Security researcher Neal Krawetz has discovered two security vulnerabilities that affect the Tor network and also the Tor browser. He has now made the technical details public because the Tor Project has not solved the security problems he has reported repeatedly in recent years.
Krawetz also announced that it would reveal further vulnerabilities in Tor. Underneath there should be a bug that allows the real IP address of a Tor server to be determined. The Tor Project did not want to comment on the researcher’s allegations when asked by ZDNet.com.
According to Krawetz, who himself operates several Tor nodes, the first bug enables Internet service providers to block connections to the Tor network. All you have to do is look for “specific packet signatures” that are apparently typical of Tor traffic.
The second zero-day gap also allows Tor traffic to be recognized. However, this affects the so-called indirect connections that users use if ISPs try to restrict direct access to the Tor network.

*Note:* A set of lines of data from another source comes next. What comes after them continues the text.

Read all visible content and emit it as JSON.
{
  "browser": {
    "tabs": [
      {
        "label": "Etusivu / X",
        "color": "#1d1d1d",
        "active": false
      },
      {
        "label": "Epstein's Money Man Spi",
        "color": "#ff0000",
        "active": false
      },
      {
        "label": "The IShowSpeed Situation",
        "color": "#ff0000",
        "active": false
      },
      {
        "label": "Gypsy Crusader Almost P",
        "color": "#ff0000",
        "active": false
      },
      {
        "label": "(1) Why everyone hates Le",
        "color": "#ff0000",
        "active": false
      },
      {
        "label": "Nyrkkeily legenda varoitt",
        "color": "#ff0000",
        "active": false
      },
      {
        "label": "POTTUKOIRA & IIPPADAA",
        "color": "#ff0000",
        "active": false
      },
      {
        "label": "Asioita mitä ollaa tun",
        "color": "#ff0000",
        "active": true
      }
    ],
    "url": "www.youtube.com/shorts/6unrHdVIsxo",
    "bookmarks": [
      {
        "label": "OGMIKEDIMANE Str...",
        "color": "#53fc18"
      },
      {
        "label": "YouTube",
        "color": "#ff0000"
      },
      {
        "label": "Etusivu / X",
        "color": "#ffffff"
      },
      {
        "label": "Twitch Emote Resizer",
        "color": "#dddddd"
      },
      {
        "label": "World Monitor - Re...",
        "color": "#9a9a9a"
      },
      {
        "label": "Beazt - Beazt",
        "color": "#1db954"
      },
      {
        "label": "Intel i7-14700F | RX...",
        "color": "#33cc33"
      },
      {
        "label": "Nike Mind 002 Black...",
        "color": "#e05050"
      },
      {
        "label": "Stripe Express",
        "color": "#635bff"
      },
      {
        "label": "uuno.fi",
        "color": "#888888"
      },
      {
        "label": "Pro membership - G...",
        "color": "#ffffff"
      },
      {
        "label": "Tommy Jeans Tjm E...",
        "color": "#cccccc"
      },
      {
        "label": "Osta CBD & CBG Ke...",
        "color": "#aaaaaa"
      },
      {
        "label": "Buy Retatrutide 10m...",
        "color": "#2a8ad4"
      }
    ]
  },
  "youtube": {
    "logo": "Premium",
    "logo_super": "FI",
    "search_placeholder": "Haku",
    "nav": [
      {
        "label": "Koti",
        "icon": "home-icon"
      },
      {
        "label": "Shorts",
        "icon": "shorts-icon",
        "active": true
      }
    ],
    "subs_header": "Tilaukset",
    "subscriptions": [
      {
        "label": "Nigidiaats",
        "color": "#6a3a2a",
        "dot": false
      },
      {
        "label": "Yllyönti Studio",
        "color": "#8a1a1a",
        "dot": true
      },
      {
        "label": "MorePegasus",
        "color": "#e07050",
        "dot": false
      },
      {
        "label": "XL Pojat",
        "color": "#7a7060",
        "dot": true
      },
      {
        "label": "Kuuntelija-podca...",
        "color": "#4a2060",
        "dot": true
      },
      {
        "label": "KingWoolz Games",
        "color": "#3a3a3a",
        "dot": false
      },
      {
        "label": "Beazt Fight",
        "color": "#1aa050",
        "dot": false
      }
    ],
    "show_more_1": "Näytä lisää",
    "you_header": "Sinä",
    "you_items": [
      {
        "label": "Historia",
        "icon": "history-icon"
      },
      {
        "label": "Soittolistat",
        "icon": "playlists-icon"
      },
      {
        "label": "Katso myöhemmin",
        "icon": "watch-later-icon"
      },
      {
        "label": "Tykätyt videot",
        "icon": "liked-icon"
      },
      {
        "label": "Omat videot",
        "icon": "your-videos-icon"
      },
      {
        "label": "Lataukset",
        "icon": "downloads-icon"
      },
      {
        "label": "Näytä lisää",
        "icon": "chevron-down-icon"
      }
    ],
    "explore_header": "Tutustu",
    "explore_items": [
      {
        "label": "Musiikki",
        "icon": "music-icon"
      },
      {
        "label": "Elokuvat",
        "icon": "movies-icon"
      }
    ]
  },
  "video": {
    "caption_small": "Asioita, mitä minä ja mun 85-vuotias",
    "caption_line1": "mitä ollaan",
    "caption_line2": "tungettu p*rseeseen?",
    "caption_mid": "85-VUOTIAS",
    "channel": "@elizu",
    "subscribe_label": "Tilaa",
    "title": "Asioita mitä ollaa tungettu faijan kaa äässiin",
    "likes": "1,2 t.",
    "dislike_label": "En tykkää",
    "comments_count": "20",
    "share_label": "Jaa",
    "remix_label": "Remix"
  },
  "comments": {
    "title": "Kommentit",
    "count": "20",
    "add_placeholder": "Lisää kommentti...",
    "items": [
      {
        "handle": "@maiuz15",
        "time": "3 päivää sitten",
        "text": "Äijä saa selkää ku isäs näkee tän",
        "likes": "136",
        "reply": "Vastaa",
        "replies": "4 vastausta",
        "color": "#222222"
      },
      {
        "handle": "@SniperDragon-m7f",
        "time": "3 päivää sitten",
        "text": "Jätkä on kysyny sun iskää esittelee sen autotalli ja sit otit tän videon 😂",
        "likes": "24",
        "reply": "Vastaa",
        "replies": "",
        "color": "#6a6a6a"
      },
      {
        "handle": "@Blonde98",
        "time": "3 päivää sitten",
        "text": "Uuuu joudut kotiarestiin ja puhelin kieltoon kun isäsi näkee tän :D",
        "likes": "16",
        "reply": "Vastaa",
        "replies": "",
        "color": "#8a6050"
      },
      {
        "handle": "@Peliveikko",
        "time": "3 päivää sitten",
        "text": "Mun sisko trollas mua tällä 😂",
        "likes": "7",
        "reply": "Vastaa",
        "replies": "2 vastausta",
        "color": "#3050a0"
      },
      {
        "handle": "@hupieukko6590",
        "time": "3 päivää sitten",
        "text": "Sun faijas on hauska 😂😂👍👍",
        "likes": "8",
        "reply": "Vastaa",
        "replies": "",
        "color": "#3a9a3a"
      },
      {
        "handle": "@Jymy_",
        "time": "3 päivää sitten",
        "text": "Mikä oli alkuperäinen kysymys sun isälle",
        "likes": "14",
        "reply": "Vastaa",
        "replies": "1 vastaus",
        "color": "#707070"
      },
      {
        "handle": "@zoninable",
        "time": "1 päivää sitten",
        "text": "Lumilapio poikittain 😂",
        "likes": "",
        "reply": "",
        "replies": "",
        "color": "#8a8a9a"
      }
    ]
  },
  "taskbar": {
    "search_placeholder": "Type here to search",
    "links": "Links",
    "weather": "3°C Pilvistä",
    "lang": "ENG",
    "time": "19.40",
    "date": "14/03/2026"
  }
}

The indirect traffic runs via so-called Tor bridges, which serve as a proxy and forward the user’s connections to the Tor network. Apparently, special TCP packets are generated, which can be recognized with little effort.
According to Krawetz, both vulnerabilities together allow Tor to be blocked entirely in its own network using a real-time stateful packet inspection system. “You can prevent all of our users from connecting to the Tor network, whether they’re connecting directly or using a bridge.”
The researcher based the publication of the details of both vulnerabilities on the basis of previous negative experiences with the Tor Project. In 2017, he reported two bugs that have not been resolved to date. A bug he also discovered that affected the Tor Bridge server had been unpatched for eight years. “I give up reporting bugs to the Tor Project. Tor has serious problems to address, they know about many of them and refuse to do anything, ” tweeted Krawetz in early June.